Frey, 48, is a former stay-at-home mom from Lafayette who launched her butterhorn business when empty nest syndrome hit after her two children went off to college. “I just felt like it was my time,” said the self-taught chef, who learned to cook sweet and savory Italian fare from her Nana. Much to her delight, CiCi’s has become a family affair: Frey’s daughter helps with baking, her son maintains her web presence and marketing, and her husband packs product and schleps boxes.
Her co-workers have chipped in to lend a hand too. “I’ve learned so much from the women in this kitchen,” said a grateful Frey, who has seen demand for her product take off in just over a year of operation. (Find her cookies locally at The Pasta Shop, Star Grocery, and Country Cheese Coffee Market; $9.99 for eight.) “The day Carolyn came in with chef’s clothes for me and said: ‘you made the cut and I didn’t think you would’ (I knew she’d been watching me) was a really big day for me. She’s excellent at what she does, a true master. It meant a lot to get that kind of acknowledgment from her.” Frey says the more experienced chefs have helped her with everything from labeling and licensing advice to weighing out ingredients and dealing with dough disasters.
Widiarsih, who grew up in Indonesia where her mother ran her own at-home baking business, began her independent culinary career as a specialty cake maker too.

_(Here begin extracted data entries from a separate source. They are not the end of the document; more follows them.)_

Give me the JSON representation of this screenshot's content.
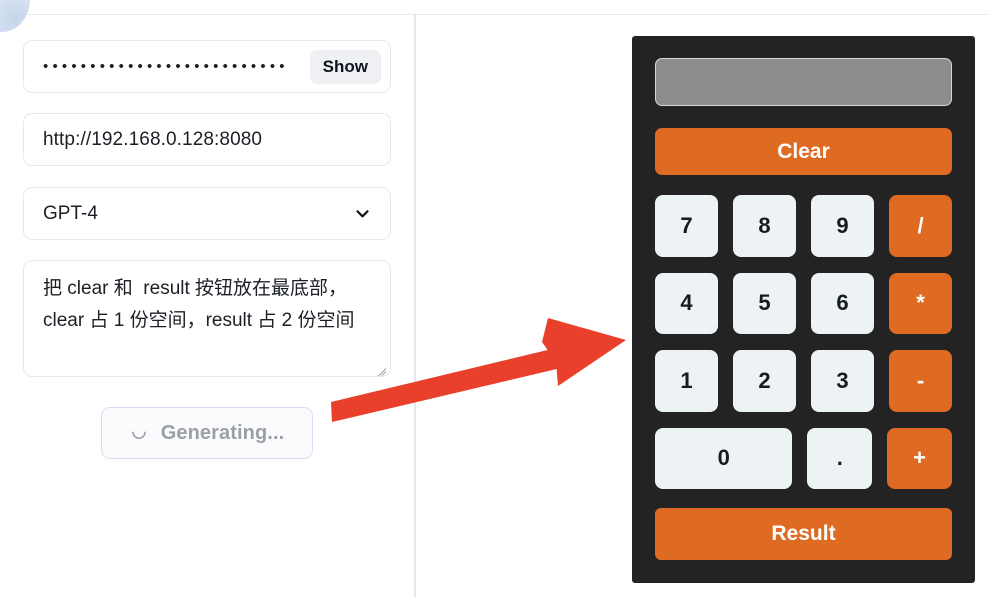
{
  "left_panel": {
    "password_field": {
      "masked_value": "••••••••••••••••••••••••••",
      "show_button_label": "Show"
    },
    "url_field": {
      "value": "http://192.168.0.128:8080"
    },
    "model_select": {
      "selected": "GPT-4",
      "chevron_icon": "chevron-down-icon"
    },
    "prompt_textarea": {
      "value": "把 clear 和  result 按钮放在最底部，clear 占 1 份空间，result 占 2 份空间"
    },
    "generate_button": {
      "label": "Generating...",
      "spinner_icon": "spinner-icon",
      "state": "loading"
    }
  },
  "annotation": {
    "arrow_icon": "red-arrow-icon",
    "color": "#e8402a"
  },
  "calculator": {
    "display_value": "",
    "clear_label": "Clear",
    "result_label": "Result",
    "colors": {
      "body": "#232323",
      "accent": "#df6b23",
      "key": "#edf2f5",
      "display": "#8d8d8d"
    },
    "rows": [
      [
        {
          "label": "7",
          "type": "digit"
        },
        {
          "label": "8",
          "type": "digit"
        },
        {
          "label": "9",
          "type": "digit"
        },
        {
          "label": "/",
          "type": "operator"
        }
      ],
      [
        {
          "label": "4",
          "type": "digit"
        },
        {
          "label": "5",
          "type": "digit"
        },
        {
          "label": "6",
          "type": "digit"
        },
        {
          "label": "*",
          "type": "operator"
        }
      ],
      [
        {
          "label": "1",
          "type": "digit"
        },
        {
          "label": "2",
          "type": "digit"
        },
        {
          "label": "3",
          "type": "digit"
        },
        {
          "label": "-",
          "type": "operator"
        }
      ],
      [
        {
          "label": "0",
          "type": "digit",
          "wide": true
        },
        {
          "label": ".",
          "type": "digit"
        },
        {
          "label": "+",
          "type": "operator"
        }
      ]
    ]
  }
}
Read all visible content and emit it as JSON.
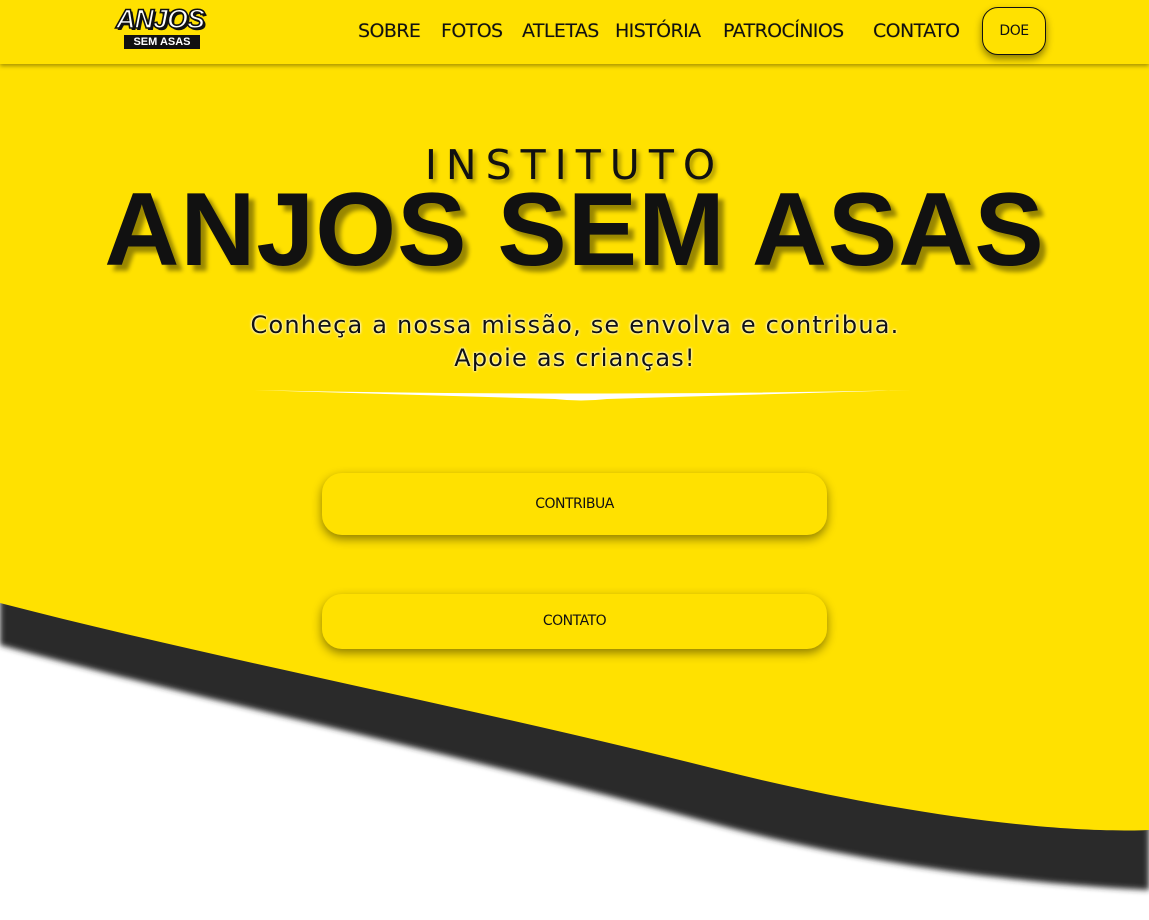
{
  "header": {
    "logo": {
      "line1": "ANJOS",
      "line2": "SEM ASAS"
    },
    "nav": {
      "sobre": "SOBRE",
      "fotos": "FOTOS",
      "atletas": "ATLETAS",
      "historia": "HISTÓRIA",
      "patrocinios": "PATROCÍNIOS",
      "contato": "CONTATO"
    },
    "doe_label": "DOE"
  },
  "hero": {
    "kicker": "INSTITUTO",
    "title": "ANJOS SEM ASAS",
    "subtitle": "Conheça a nossa missão, se envolva e contribua. Apoie as crianças!",
    "buttons": {
      "contribua": "CONTRIBUA",
      "contato": "CONTATO"
    }
  },
  "colors": {
    "brand_yellow": "#ffe100",
    "dark": "#111111",
    "wave_shadow": "#2a2a2a",
    "background": "#ffffff"
  }
}
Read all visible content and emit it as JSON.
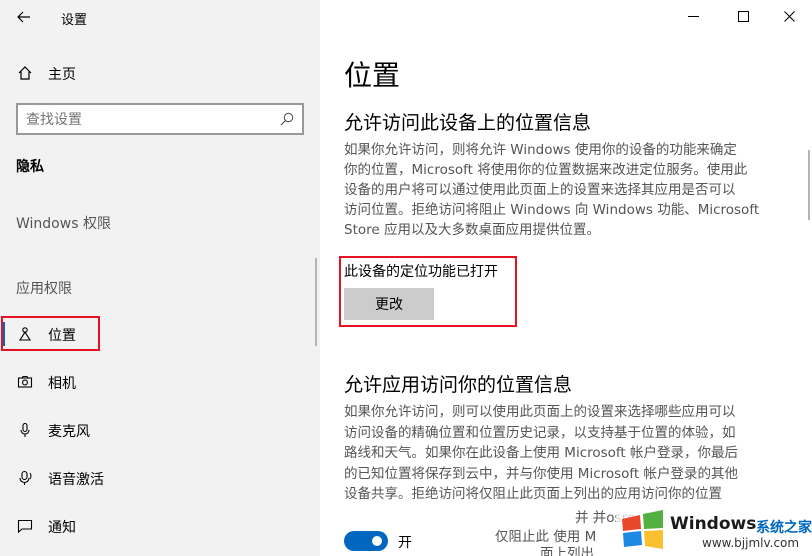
{
  "window": {
    "title": "设置"
  },
  "sidebar": {
    "home": "主页",
    "search": {
      "placeholder": "查找设置"
    },
    "section": "隐私",
    "windows_permissions": "Windows 权限",
    "app_permissions": "应用权限",
    "items": [
      {
        "label": "位置"
      },
      {
        "label": "相机"
      },
      {
        "label": "麦克风"
      },
      {
        "label": "语音激活"
      },
      {
        "label": "通知"
      }
    ]
  },
  "main": {
    "title": "位置",
    "device_heading": "允许访问此设备上的位置信息",
    "device_desc": [
      "如果你允许访问，则将允许 Windows 使用你的设备的功能来确定",
      "你的位置，Microsoft 将使用你的位置数据来改进定位服务。使用此",
      "设备的用户将可以通过使用此页面上的设置来选择其应用是否可以",
      "访问位置。拒绝访问将阻止 Windows 向 Windows 功能、Microsoft",
      "Store 应用以及大多数桌面应用提供位置。"
    ],
    "device_status": "此设备的定位功能已打开",
    "change_button": "更改",
    "apps_heading": "允许应用访问你的位置信息",
    "apps_desc": [
      "如果你允许访问，则可以使用此页面上的设置来选择哪些应用可以",
      "访问设备的精确位置和位置历史记录，以支持基于位置的体验，如",
      "路线和天气。如果你在此设备上使用 Microsoft 帐户登录，你最后",
      "的已知位置将保存到云中，并与你使用 Microsoft 帐户登录的其他",
      "设备共享。拒绝访问将仅阻止此页面上列出的应用访问你的位置"
    ],
    "toggle_label": "开",
    "toggle_on": true,
    "frag1": "并 并osro",
    "frag2": "仅阻止此 使用 M",
    "frag3": "面上列出"
  },
  "watermark": {
    "brand": "Windows",
    "site_cn": "系统之家",
    "url": "www.bjjmlv.com"
  },
  "colors": {
    "accent": "#0067c0",
    "highlight": "#e81123",
    "sidebar_bg": "#f2f2f2"
  }
}
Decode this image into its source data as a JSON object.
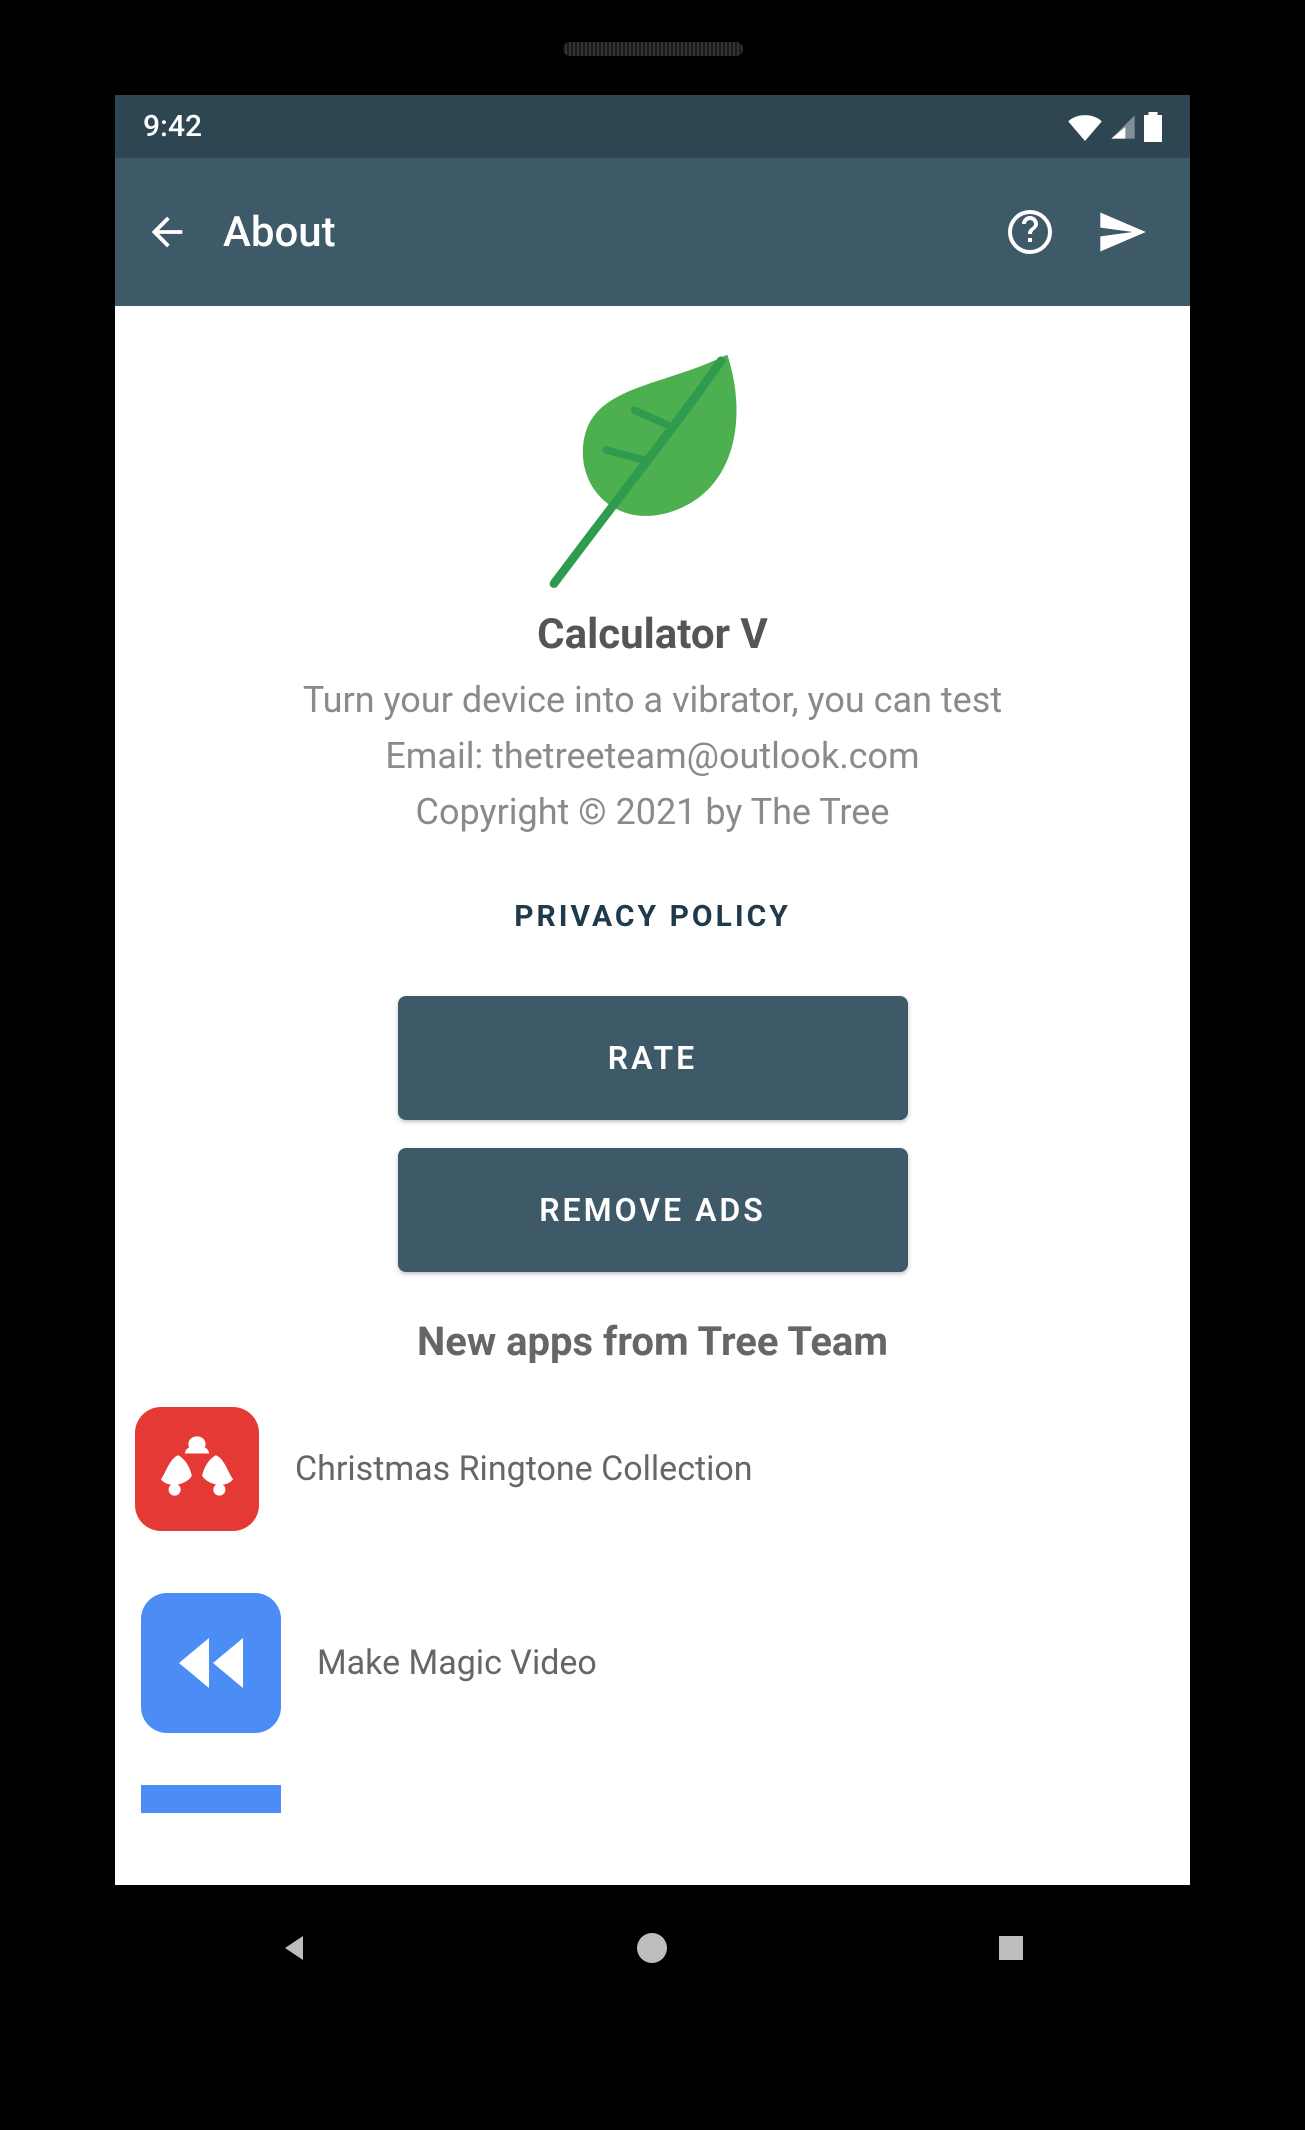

Despite her own impressive pastry chef credentials and training, she was a bit nervous about working in a kitchen that included Carolyn Wong, whom she called a legend in the wedding cake world.
But such concerns fell away quickly, Widiarsih said, when everyone got down to work. Today, much of her business has morphed into serving the wholesale market. She makes chocolate chip and salted chocolate cookies, along with carrot cake, mocha chocolate cake, and cheesecake, for Saul’s. “I feel at home in this kitchen, which is just as well, because I spend a lot of time here. I work seven days,” said the 37-year-old single mom, who lives in Oakland and has baked on Gilman Street for a few years now. Tacy Traverso, Saul’s general manager said of her cookies and cakes: “We strive to support small, local business owners who are working hard to do what they love.”
Hardesty, who also hails from Indonesian heritage and a family of female bakers, hand picks who comes to work in the kitchen, in consultation with the other full-time chefs. She’s careful to select candidates who have like-minded values (made-from-scratch cooking with quality ingredients) and similar cooking needs. All the artisans are wary of sharing quarters with anyone who favors pungent spices — cross contamination with garlic or chili can ruin a delicate buttercream — which is one reason why INNA jam‘s Dafna Kory worked the night shift at the kitchen when she rented space here, so her jalapeno-infused preserves didn’t affect the smell or taste of other people’s products.
A former 2nd-grade school teacher, Hardesty, 35, also from Lafayette, has handed off the actual making of her florentines, a chocolate-covered Italian specialty, to chef Gerardo Gonzales (the only man in the bunch) and his sister Maria, without any hiccups in the kitchen. Gonzales gets along well with and assists the other chefs. Hardesty, who began her baking business four years ago, manages the marketing of her company and keeps on top of kitchen concerns (when a freezer breaks, she’s the one people call). Her sweet treats ($10 for six) are sold locally at The Pasta Shop, Berkeley Bowl on Oregon Street, and Star Grocery.
The camaraderie among these women continues outside the kitchen, with quick lunches at nearby Tiny Thai, Picante, and Vik’s, and birthday celebrations over meals further afield, including Ad Hoc in Yountville, Hawker Fare in Oakland, and Sea Salt across town. “There’s great chemistry and kindness among our group,” said Frey. “I think we’ll stay friends beyond our kitchen time together.”
In such a small space there are, of course, challenges. Work stations are tight and it can be tough if someone needs to stretch out to meet a big order. Storage and fridge space is at a premium too. And with only two convection ovens, there’s a need to negotiate so everyone gets their goodies cooked. All four women said that there isn’t a strict oven schedule, they simply communicate and everyone tries to accommodate. Somehow everything gets baked on time. It helps that Wong’s peak period — typically spring and summer — doesn’t conflict with the winter holiday production push that Frey and Hardesty encounter. Still, some among the current kitchen crop may need to move on to larger quarters as ramped up demand dictates.
But for now, it works. At the end of the day, from Wong’s perspective, it’s not worth getting stressed about obstacles that do arise. “It’s just food. As a society we seem to have put a greater value on it,” said the former college culinary teacher. “There’s nothing very glamorous about what we do. It’s just really hard work.”
“I tell the others: Do it because you love it, not for the money. I don’t think any of us in creative fields — chefs, artists, writers — should go into it thinking we’ll make a bunch of money. For every Brad Pitt there’s an actor who can’t get hired. Likewise, for every Rachel Ray there’s someone toiling anonymously in a kitchen — usually an immigrant — who isn’t getting any recognition and is working two jobs.”
For these four small-batch bakers producing a quality product in a convivial atmosphere that has found an appreciate audience makes the physical demands, long hours, and cramped conditions worthwhile.